Peter Jenner has always claimed that Syd Barrett’s descending opening theme to ‘Interstellar Overdrive’ was based on Jenner’s tone-deaf rendition of Love’s version of Bacharach and David’s distorted view – see through baby blue ‘My Little Red Book’, which they covered on their debut album released on Elektra in the early summer of 1966. A conflicting school of thought, one championed by Roger Waters among others, is that the theme is Syd’s pastiche of ‘Old Ned’, Ron Goodwin’s opening theme to Galton and Simpson’s Steptoe and Son, which was firmly established by 1966 as the most successful comedy show of the era. It never seems to have occurred to anyone that both theories are equally plausible, and that by working in the immediate context with the tools available at his disposal Syd, as he had done with the words ‘Pink’ and ‘Floyd’, simply forged a hybrid out of these disparate sources and created something entirely new in the process.

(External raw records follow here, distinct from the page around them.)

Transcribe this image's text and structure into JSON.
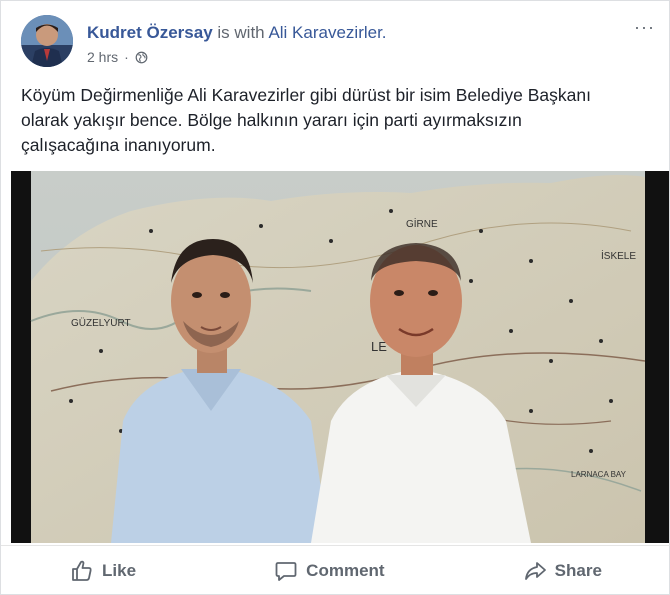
{
  "post": {
    "author": "Kudret Özersay",
    "with_text": "is with",
    "tagged": "Ali Karavezirler.",
    "time": "2 hrs",
    "time_separator": "·",
    "privacy_icon": "globe-icon",
    "menu": "···",
    "text_lines": [
      "Köyüm Değirmenliğe Ali Karavezirler gibi dürüst bir isim Belediye Başkanı",
      "olarak yakışır bence. Bölge halkının yararı için parti ayırmaksızın",
      "çalışacağına inanıyorum."
    ]
  },
  "photo": {
    "map_labels": [
      "GİRNE",
      "GÜZELYURT",
      "İSKELE",
      "LE",
      "LARNACA BAY"
    ]
  },
  "actions": {
    "like": "Like",
    "comment": "Comment",
    "share": "Share"
  },
  "colors": {
    "link": "#385898",
    "muted": "#606770",
    "text": "#1d2129"
  }
}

One thing the Whitehead footage does confirm is the extent to which Syd had absorbed and adapted the techniques he had seen used by Keith Rowe and AMM. Three minutes into ‘Nick’s Boogie’ he lays his guitar in his lap and begins to play ‘table-top’ style. ‘When the guitar is against your stomach it becomes very much an expression of what you’re about, who you are, your thoughts. It’s about you,’ says Keith Rowe. ‘When you lay the guitar on the table, there’s a kind of a distancing. It tends to reflect issues rather than express you. Environment is reflected rather than you expressing something about the environment.’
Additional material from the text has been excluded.